Dave, membre de la TSSA, a déclaré : « Une action industrielle est nécessaire pour lutter pour la sécurité ferroviaire, les emplois et une rémunération équitable. Tous les travailleurs qui voient leur gagne-pain miné observeront l’issue du conflit ferroviaire et seront encouragés si nous gagnons.

« Pour gagner, nous avons besoin d’un maximum de solidarité. »


Quels sont les enjeux pour les cheminots ?

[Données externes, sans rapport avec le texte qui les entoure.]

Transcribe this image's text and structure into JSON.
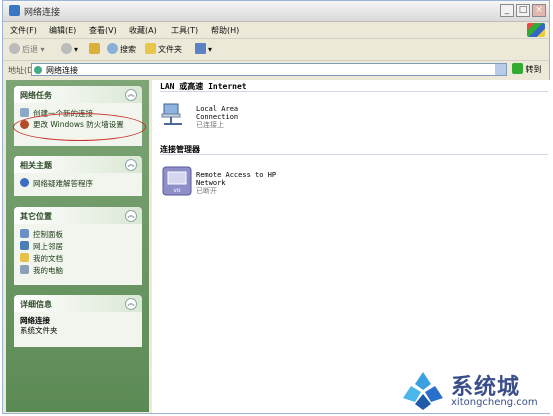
{
  "window": {
    "title": "网络连接"
  },
  "menu": [
    "文件(F)",
    "编辑(E)",
    "查看(V)",
    "收藏(A)",
    "工具(T)",
    "帮助(H)"
  ],
  "toolbar": {
    "back": "后退",
    "search": "搜索",
    "folders": "文件夹"
  },
  "address": {
    "label": "地址(D)",
    "value": "网络连接",
    "go": "转到"
  },
  "sidebar": {
    "network_tasks": {
      "title": "网络任务",
      "items": [
        "创建一个新的连接",
        "更改 Windows 防火墙设置"
      ]
    },
    "related": {
      "title": "相关主题",
      "items": [
        "网络疑难解答程序"
      ]
    },
    "other_places": {
      "title": "其它位置",
      "items": [
        "控制面板",
        "网上邻居",
        "我的文档",
        "我的电脑"
      ]
    },
    "details": {
      "title": "详细信息",
      "name": "网络连接",
      "type": "系统文件夹"
    }
  },
  "content": {
    "lan_section": "LAN 或高速 Internet",
    "lan_item": {
      "name1": "Local Area",
      "name2": "Connection",
      "status": "已连接上"
    },
    "manager_section": "连接管理器",
    "vpn_item": {
      "name1": "Remote Access to HP",
      "name2": "Network",
      "status": "已断开"
    }
  },
  "watermark": {
    "brand": "系统城",
    "url": "xitongcheng.com"
  },
  "colors": {
    "sidebar": "#6f9a68",
    "highlight_circle": "#c9302a",
    "brand": "#3a4f8a"
  }
}
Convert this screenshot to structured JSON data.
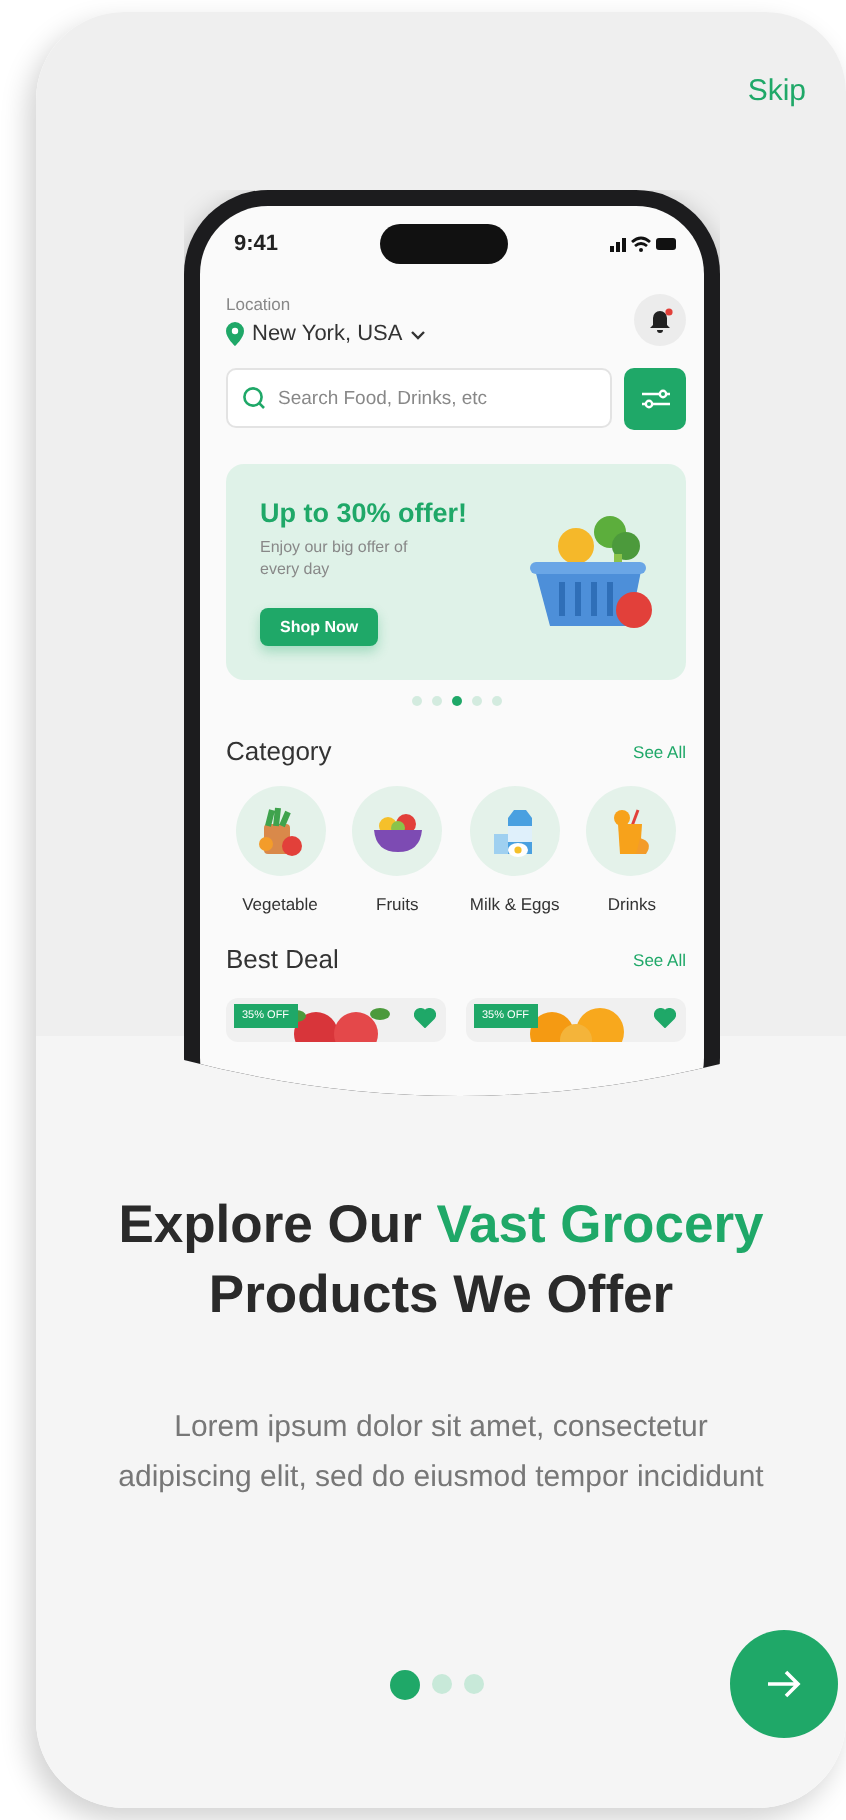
{
  "skip": "Skip",
  "phone": {
    "time": "9:41",
    "location_label": "Location",
    "location": "New York, USA",
    "notification_unread": true,
    "search": {
      "placeholder": "Search Food, Drinks, etc"
    },
    "banner": {
      "title": "Up to 30% offer!",
      "subtitle": "Enjoy our big offer of every day",
      "button": "Shop Now"
    },
    "banner_dots": [
      {
        "selected": false
      },
      {
        "selected": false
      },
      {
        "selected": true
      },
      {
        "selected": false
      },
      {
        "selected": false
      }
    ],
    "category": {
      "heading": "Category",
      "see_all": "See All",
      "items": [
        {
          "kind": "vegetable",
          "label": "Vegetable"
        },
        {
          "kind": "fruit",
          "label": "Fruits"
        },
        {
          "kind": "dairy",
          "label": "Milk & Eggs"
        },
        {
          "kind": "drink",
          "label": "Drinks"
        }
      ]
    },
    "best_deal": {
      "heading": "Best Deal",
      "see_all": "See All",
      "items": [
        {
          "kind": "apple",
          "badge": "35% OFF",
          "favorite": true
        },
        {
          "kind": "orange",
          "badge": "35% OFF",
          "favorite": true
        }
      ]
    }
  },
  "headline": "Explore Our *Vast Grocery* Products We Offer",
  "description": "Lorem ipsum dolor sit amet, consectetur adipiscing elit, sed do eiusmod tempor incididunt",
  "pager": [
    {
      "selected": true
    },
    {
      "selected": false
    },
    {
      "selected": false
    }
  ]
}
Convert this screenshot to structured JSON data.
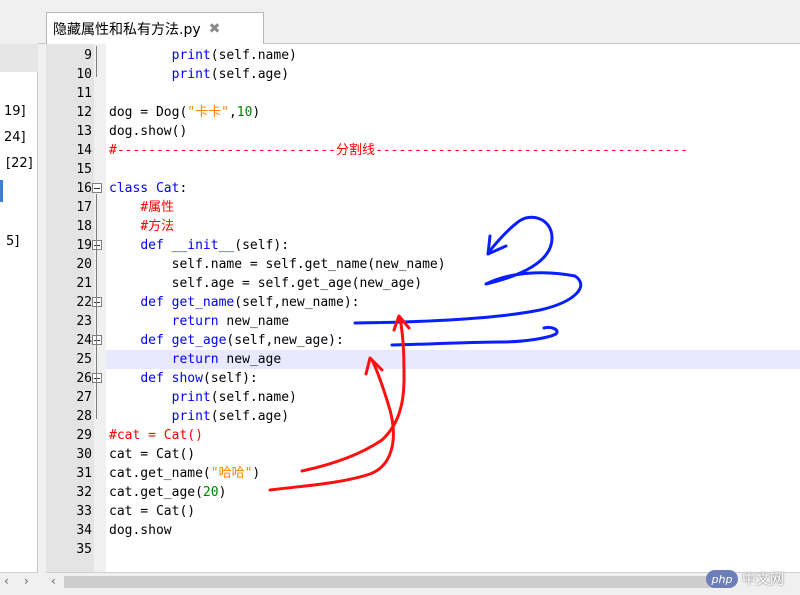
{
  "tab": {
    "title": "隐藏属性和私有方法.py",
    "close_icon": "✖"
  },
  "left_fragments": [
    "19]",
    "24]",
    "[22]",
    "5]"
  ],
  "code_lines": [
    {
      "n": "9",
      "html": "        <span class='kw'>print</span>(self.name)"
    },
    {
      "n": "10",
      "html": "        <span class='kw'>print</span>(self.age)"
    },
    {
      "n": "11",
      "html": ""
    },
    {
      "n": "12",
      "html": "dog = Dog(<span class='str'>\"卡卡\"</span>,<span class='num'>10</span>)"
    },
    {
      "n": "13",
      "html": "dog.show()"
    },
    {
      "n": "14",
      "html": "<span class='cmt'>#----------------------------分割线----------------------------------------</span>"
    },
    {
      "n": "15",
      "html": ""
    },
    {
      "n": "16",
      "html": "<span class='kw'>class</span> <span class='kw'>Cat</span>:"
    },
    {
      "n": "17",
      "html": "    <span class='cmt'>#属性</span>"
    },
    {
      "n": "18",
      "html": "    <span class='cmt'>#方法</span>"
    },
    {
      "n": "19",
      "html": "    <span class='kw'>def</span> <span class='kw'>__init__</span>(self):"
    },
    {
      "n": "20",
      "html": "        self.name = self.get_name(new_name)"
    },
    {
      "n": "21",
      "html": "        self.age = self.get_age(new_age)"
    },
    {
      "n": "22",
      "html": "    <span class='kw'>def</span> <span class='kw'>get_name</span>(self,new_name):"
    },
    {
      "n": "23",
      "html": "        <span class='kw'>return</span> new_name"
    },
    {
      "n": "24",
      "html": "    <span class='kw'>def</span> <span class='kw'>get_age</span>(self,new_age):"
    },
    {
      "n": "25",
      "html": "        <span class='kw'>return</span> new_age"
    },
    {
      "n": "26",
      "html": "    <span class='kw'>def</span> <span class='kw'>show</span>(self):"
    },
    {
      "n": "27",
      "html": "        <span class='kw'>print</span>(self.name)"
    },
    {
      "n": "28",
      "html": "        <span class='kw'>print</span>(self.age)"
    },
    {
      "n": "29",
      "html": "<span class='cmt'>#cat = Cat()</span>"
    },
    {
      "n": "30",
      "html": "cat = Cat()"
    },
    {
      "n": "31",
      "html": "cat.get_name(<span class='str'>\"哈哈\"</span>)"
    },
    {
      "n": "32",
      "html": "cat.get_age(<span class='num'>20</span>)"
    },
    {
      "n": "33",
      "html": "cat = Cat()"
    },
    {
      "n": "34",
      "html": "dog.show"
    },
    {
      "n": "35",
      "html": ""
    }
  ],
  "current_line": "25",
  "scroll": {
    "left_arrow": "‹",
    "right_arrow": "›"
  },
  "watermark": {
    "logo": "php",
    "text": "中文网"
  },
  "colors": {
    "annotation_blue": "#0a1fff",
    "annotation_red": "#ff1010",
    "keyword": "#0000ff",
    "string": "#ff8000",
    "number": "#008000",
    "comment": "#ff0000"
  }
}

Un militant syndical du RMT a partagé avec Socialist Worker une liste détaillée des attaques souhaitées par les patrons. Ils comprennent

  • Des plans précis en octobre pour fermer toutes les billetteries
  • Tout le personnel de la station sera placé sur des contrats multi-fonctionnels, c’est-à-dire pour couvrir différents rôles à des jours différents avec des pertes d’emplois inévitables et des accélérations
  • À bord, les chefs de train, les chefs de train et la restauration seront fusionnés en un seul grade appelé opérateur polyvalent, l’élément essentiel à la sécurité des emplois étant érodé
  • Les dimanches à intégrer dans une partie normale de la semaine de travail
  • Tout travailleur qui n’accepte pas un nouveau rôle peut se porter volontaire pour être licencié.
  • Le nouveau personnel sera employé sur de nouveaux contrats avec des niveaux de rémunération et des conditions inférieurs.
  • Ces propositions entraîneraient une réduction de 2 milliards de livres sterling par an du budget des chemins de fer
  • Les sociétés d’exploitation ferroviaire souhaitent mettre en place un organe de révision des salaires qui n’inclura pas la contribution des syndicats, pour décider des futures augmentations de salaire annuelles, éventuellement avec un soutien statutaire

L’ampleur des attaques souligne pourquoi ces grèves doivent être combattues avec acharnement et gagnées.